Hey, folks:
If a Flash piece needs to be localizable (translatable), it's reasonable to assume it'll need to pull its text content from a data source (database, XML document, etc).
Without embedding half a gig of fonts into the Flash file, how can Russian, Polish, Greek, etc. characters be pulled up and used (like an external font file)?
Any ideas? Am I making any sense?
~d00d
It has been a long time since I did flash but I think you could load in a .swf for each language containing the appropriate font in the library.
In each language swf the font's linkage ID is the same.
The parent swf then has all textfields set to use that font via the linkage ID
I have found that with careful selection you can get a good balance by careful selection 'Cyrillic' plus 'extended latin I' ( and a few others ) and limiting fonts to about 2. That way you normally can get by with one swf occasional extra ones for oriental countries, but normally end up having to adjust textfields anyway as its they are so different.

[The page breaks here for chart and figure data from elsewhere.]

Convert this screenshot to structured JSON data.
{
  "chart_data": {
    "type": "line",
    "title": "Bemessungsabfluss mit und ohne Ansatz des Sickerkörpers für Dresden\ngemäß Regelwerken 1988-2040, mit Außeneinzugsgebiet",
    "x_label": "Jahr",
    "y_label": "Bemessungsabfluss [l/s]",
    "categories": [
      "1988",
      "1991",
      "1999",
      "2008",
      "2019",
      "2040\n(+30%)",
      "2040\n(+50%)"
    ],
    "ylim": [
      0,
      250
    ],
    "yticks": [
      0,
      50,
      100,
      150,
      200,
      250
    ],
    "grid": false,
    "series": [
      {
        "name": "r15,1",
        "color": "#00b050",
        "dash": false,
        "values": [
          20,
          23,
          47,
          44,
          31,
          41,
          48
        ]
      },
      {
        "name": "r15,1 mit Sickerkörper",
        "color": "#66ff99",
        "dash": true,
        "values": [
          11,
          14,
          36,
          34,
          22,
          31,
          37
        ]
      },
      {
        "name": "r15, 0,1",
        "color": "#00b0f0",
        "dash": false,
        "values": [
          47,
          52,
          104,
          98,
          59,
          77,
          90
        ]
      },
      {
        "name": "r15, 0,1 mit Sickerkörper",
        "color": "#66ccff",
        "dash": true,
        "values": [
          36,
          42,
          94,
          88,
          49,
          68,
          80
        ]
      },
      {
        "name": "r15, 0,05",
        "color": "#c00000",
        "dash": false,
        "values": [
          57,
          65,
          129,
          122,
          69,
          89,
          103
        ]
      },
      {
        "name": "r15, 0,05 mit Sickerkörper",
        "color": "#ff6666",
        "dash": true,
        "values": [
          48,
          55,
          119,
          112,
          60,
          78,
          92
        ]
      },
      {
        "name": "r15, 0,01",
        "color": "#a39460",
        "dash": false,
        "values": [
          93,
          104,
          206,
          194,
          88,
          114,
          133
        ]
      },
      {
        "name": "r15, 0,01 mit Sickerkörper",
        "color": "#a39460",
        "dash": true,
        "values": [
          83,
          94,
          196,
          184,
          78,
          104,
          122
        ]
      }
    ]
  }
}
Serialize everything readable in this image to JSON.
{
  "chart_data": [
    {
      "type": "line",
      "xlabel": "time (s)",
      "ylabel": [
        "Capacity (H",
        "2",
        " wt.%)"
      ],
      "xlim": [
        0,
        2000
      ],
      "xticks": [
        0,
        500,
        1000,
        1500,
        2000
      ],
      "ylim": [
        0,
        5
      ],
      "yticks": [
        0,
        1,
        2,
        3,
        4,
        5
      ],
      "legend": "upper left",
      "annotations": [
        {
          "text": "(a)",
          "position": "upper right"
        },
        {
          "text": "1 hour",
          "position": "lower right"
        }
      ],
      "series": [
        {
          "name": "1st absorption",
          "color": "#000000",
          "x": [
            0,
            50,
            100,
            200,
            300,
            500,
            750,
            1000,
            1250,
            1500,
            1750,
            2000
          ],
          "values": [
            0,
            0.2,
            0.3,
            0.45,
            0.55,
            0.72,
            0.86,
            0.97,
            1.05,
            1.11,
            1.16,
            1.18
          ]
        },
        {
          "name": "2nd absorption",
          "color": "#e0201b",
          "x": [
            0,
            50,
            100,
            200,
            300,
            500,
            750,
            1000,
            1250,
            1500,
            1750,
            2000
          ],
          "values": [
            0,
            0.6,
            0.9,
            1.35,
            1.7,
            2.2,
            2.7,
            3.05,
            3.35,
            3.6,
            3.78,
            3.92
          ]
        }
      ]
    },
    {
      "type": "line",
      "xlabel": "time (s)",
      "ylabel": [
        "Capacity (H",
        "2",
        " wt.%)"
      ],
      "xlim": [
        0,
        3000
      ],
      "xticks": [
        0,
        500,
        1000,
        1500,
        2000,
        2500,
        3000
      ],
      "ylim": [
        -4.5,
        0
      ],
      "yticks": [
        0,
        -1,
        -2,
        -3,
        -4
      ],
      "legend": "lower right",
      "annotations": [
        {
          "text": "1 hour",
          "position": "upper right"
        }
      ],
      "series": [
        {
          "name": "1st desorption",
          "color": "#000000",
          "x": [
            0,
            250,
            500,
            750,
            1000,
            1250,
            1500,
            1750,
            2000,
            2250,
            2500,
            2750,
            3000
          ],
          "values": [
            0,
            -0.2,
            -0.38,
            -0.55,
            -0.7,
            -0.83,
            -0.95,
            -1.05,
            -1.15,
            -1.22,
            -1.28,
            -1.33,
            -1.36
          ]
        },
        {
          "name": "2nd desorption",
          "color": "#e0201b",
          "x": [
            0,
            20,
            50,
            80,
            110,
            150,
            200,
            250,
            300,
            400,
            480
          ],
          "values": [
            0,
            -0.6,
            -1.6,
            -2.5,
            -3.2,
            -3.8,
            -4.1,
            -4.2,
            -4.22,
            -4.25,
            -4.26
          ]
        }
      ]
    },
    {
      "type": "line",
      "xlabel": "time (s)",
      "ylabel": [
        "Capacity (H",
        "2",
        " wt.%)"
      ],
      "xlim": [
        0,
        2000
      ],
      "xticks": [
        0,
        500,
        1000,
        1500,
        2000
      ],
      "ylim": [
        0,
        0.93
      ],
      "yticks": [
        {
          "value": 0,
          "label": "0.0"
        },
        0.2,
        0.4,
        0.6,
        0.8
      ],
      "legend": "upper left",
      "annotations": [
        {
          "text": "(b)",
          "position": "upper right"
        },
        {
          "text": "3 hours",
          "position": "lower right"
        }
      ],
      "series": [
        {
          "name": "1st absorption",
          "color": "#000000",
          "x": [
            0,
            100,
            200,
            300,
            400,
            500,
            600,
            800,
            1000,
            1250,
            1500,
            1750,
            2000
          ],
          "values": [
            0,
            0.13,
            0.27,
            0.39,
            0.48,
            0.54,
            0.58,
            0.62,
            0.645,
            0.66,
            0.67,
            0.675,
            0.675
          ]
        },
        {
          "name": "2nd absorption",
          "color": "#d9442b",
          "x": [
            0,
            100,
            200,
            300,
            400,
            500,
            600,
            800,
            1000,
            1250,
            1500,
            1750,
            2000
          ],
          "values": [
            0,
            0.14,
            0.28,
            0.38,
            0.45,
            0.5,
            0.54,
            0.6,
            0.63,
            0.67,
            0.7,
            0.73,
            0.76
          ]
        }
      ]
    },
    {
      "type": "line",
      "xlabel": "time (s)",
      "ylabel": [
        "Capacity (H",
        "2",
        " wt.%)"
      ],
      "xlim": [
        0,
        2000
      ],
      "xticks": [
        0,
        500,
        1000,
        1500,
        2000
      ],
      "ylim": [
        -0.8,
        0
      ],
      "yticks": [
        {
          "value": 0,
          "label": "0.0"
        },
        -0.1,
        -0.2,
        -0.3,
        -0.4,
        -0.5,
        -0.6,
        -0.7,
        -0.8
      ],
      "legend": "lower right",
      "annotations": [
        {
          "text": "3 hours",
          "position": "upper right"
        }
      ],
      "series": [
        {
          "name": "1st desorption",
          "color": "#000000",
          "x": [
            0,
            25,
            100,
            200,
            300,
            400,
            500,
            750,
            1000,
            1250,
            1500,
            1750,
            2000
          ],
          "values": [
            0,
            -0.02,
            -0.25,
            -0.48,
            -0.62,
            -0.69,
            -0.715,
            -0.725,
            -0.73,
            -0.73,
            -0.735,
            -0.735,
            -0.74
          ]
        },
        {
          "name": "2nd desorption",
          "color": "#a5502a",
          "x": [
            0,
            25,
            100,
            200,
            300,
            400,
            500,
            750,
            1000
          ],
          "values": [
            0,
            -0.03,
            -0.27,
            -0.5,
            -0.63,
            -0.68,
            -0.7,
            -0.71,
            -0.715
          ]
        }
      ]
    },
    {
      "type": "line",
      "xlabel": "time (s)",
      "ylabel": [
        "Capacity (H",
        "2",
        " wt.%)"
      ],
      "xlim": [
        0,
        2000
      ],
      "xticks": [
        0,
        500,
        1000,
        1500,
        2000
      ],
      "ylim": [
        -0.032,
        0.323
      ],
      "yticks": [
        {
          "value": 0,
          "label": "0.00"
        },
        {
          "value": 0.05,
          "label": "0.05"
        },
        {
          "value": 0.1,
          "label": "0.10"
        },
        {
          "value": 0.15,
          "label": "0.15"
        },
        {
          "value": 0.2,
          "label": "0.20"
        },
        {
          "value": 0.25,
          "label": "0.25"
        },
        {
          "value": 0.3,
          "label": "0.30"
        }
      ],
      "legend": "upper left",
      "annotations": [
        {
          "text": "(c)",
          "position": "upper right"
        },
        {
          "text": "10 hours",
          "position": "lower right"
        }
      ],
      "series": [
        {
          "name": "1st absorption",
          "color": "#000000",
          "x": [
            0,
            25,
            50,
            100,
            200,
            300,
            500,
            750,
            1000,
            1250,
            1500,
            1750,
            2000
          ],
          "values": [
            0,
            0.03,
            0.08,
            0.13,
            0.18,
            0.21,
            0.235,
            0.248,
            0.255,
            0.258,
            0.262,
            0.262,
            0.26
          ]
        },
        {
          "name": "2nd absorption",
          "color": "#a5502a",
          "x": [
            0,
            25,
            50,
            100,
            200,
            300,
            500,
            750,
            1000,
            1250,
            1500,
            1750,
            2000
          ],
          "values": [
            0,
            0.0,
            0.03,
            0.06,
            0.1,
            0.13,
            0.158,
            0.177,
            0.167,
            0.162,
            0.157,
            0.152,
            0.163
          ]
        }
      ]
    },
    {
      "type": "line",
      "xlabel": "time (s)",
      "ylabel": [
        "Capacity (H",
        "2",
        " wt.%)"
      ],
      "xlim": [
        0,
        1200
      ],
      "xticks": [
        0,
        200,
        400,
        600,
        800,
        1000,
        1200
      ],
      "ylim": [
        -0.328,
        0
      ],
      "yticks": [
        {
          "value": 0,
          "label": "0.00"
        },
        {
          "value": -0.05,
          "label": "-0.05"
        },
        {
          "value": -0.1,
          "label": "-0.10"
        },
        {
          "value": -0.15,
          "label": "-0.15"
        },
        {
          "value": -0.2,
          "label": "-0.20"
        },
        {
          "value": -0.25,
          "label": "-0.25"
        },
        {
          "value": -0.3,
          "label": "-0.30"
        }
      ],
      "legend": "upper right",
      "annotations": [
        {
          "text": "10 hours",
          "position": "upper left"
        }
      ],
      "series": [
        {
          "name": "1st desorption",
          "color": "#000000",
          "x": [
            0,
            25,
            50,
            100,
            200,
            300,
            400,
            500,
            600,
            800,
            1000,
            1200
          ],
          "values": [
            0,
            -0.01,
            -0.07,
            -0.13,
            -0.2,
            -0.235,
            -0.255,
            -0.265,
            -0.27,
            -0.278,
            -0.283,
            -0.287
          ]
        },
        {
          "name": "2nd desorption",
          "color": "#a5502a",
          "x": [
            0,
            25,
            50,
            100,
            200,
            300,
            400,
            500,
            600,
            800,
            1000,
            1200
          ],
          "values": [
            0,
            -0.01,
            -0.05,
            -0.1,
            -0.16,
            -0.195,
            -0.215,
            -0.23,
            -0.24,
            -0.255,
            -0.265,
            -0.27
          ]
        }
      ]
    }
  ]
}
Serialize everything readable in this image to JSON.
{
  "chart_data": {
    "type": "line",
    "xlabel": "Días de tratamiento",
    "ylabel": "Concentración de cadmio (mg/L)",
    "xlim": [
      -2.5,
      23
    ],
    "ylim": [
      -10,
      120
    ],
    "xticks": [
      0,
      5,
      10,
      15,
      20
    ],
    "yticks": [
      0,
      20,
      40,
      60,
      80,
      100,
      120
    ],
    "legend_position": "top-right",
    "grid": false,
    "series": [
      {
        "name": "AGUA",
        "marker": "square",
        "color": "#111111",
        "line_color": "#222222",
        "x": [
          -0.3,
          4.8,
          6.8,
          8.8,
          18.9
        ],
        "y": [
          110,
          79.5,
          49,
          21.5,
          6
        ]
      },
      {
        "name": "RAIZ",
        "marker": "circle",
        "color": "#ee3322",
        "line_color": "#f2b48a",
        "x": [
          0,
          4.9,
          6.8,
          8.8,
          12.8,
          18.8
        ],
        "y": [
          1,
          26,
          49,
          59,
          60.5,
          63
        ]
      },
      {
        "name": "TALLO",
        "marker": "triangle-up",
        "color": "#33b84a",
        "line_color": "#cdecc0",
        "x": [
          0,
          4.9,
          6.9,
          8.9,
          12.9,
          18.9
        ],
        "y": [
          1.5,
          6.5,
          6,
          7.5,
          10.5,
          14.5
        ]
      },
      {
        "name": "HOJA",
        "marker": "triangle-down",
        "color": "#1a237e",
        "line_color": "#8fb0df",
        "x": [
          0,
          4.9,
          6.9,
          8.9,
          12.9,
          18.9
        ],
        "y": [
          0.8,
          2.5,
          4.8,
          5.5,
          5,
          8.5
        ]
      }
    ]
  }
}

In terms of the content usually xml file with flashvar in the html specifying which xml file to use. Normally translate a few lines into German in critical places to check it fits, as normally translation gets done nearly at the end. Normally they say multilingual but really when you get the project manager to talk with client they mean only a few and often not oriental, so get them to clarify. Normally they have choosen a special company font that does not support all special characters so you have to do some split joins to replace some characters with arial html font before rendering the font or they drop the offending language till the next phase. I don't think I have had good cause to use shared fonts recently if you do you will probably be back here asking more questions and pulling your hair out.